Der Tarifstreit bei Coca-Cola, der vor kurzem auch am Standort Hildesheim zu einem Warnstreik geführt hatte, ist beigelegt. Wie die Gewerkschaft Nahrung-Genuss-Gaststätten (NGG) mitteilt, hat man sich "nach schwierigen Verhandlungen" auf einen neuen Tarifvertrag für die rund 6.000 Beschäftigten in Deutschland geeinigt.
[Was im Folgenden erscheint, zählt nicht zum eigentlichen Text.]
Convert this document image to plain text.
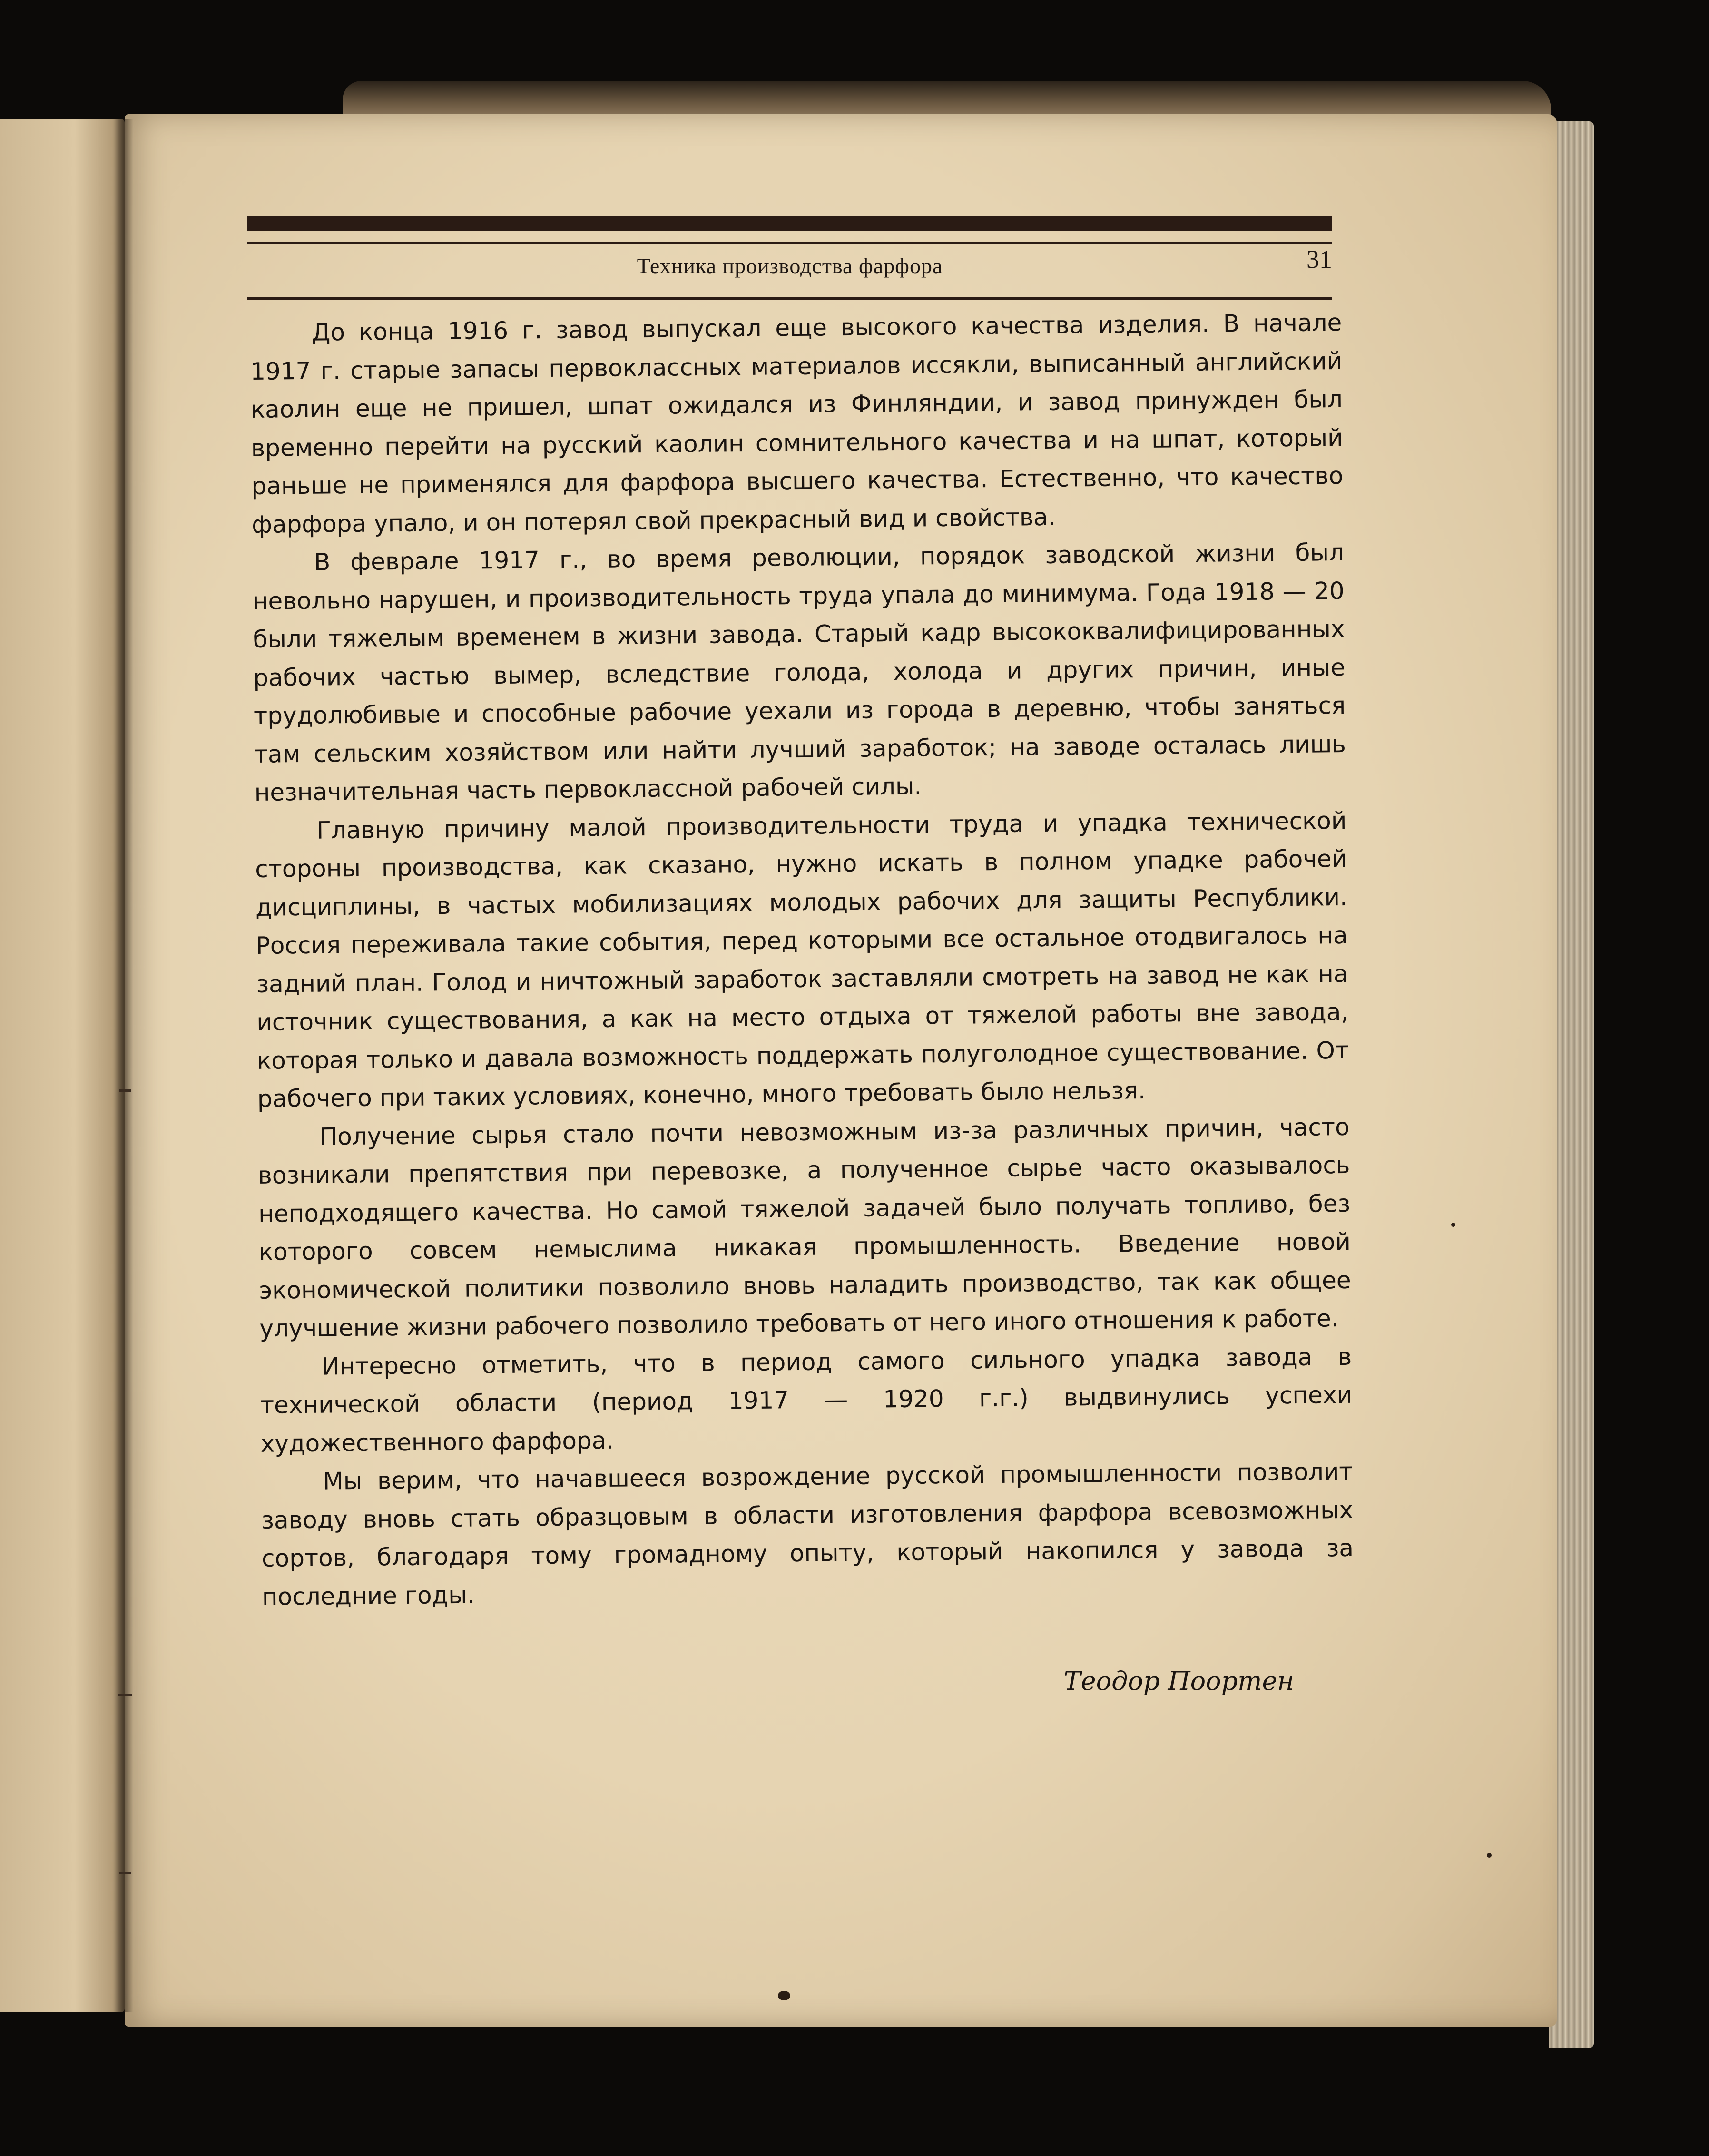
Техника производства фарфора	31

До конца 1916 г. завод выпускал еще высокого качества изделия. В начале 1917 г. старые запасы первоклассных материалов иссякли, выписанный английский каолин еще не пришел, шпат ожидался из Финляндии, и завод принужден был временно перейти на русский каолин сомнительного качества и на шпат, который раньше не применялся для фарфора высшего качества. Естественно, что качество фарфора упало, и он потерял свой прекрасный вид и свойства.

В феврале 1917 г., во время революции, порядок заводской жизни был невольно нарушен, и производительность труда упала до минимума. Года 1918 — 20 были тяжелым временем в жизни завода. Старый кадр высококвалифицированных рабочих частью вымер, вследствие голода, холода и других причин, иные трудолюбивые и способные рабочие уехали из города в деревню, чтобы заняться там сельским хозяйством или найти лучший заработок; на заводе осталась лишь незначительная часть первоклассной рабочей силы.

Главную причину малой производительности труда и упадка технической стороны производства, как сказано, нужно искать в полном упадке рабочей дисциплины, в частых мобилизациях молодых рабочих для защиты Республики. Россия переживала такие события, перед которыми все остальное отодвигалось на задний план. Голод и ничтожный заработок заставляли смотреть на завод не как на источник существования, а как на место отдыха от тяжелой работы вне завода, которая только и давала возможность поддержать полуголодное существование. От рабочего при таких условиях, конечно, много требовать было нельзя.

Получение сырья стало почти невозможным из-за различных причин, часто возникали препятствия при перевозке, а полученное сырье часто оказывалось неподходящего качества. Но самой тяжелой задачей было получать топливо, без которого совсем немыслима никакая промышленность. Введение новой экономической политики позволило вновь наладить производство, так как общее улучшение жизни рабочего позволило требовать от него иного отношения к работе.

Интересно отметить, что в период самого сильного упадка завода в технической области (период 1917 — 1920 г.г.) выдвинулись успехи художественного фарфора.

Мы верим, что начавшееся возрождение русской промышленности позволит заводу вновь стать образцовым в области изготовления фарфора всевозможных сортов, благодаря тому громадному опыту, который накопился у завода за последние годы.

Теодор Поортен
Die Einigung sieht vor, dass die Beschäftigten inklusive der Auszubildenden dieses Jahr einmalig 400 Euro erhalten, gefolgt von einer tabellenwirksamen Entgelterhöhung von 2,9 Prozent zum neuen Jahr sowie weiteren 2,4 Prozent zum 1. Januar 2027.
NGG-Verhandlungsführer Freddy Adjan sagte, dies sei ein annehmbares Ergebnis, zugleich aber auch ganz klar ein Kompromiss. Die Warnstreiks hätten Wirkung gezeigt, wenn man das jetzige Ergebnis mit dem ersten Angebot der Arbeitgeber vergleiche. Zusätzlich habe die Gewerkschaft erreicht, dass weitere wichtige Unternehmens-Tarifverträge, wie z.B. der Strukturtarifvertrag, bis Ende 2028 verlängert werden, was für die Coca-Cola-Beschäftigten gerade in wirtschaftlich unsicheren Zeiten eine immense Absicherung bedeute, so Adjan.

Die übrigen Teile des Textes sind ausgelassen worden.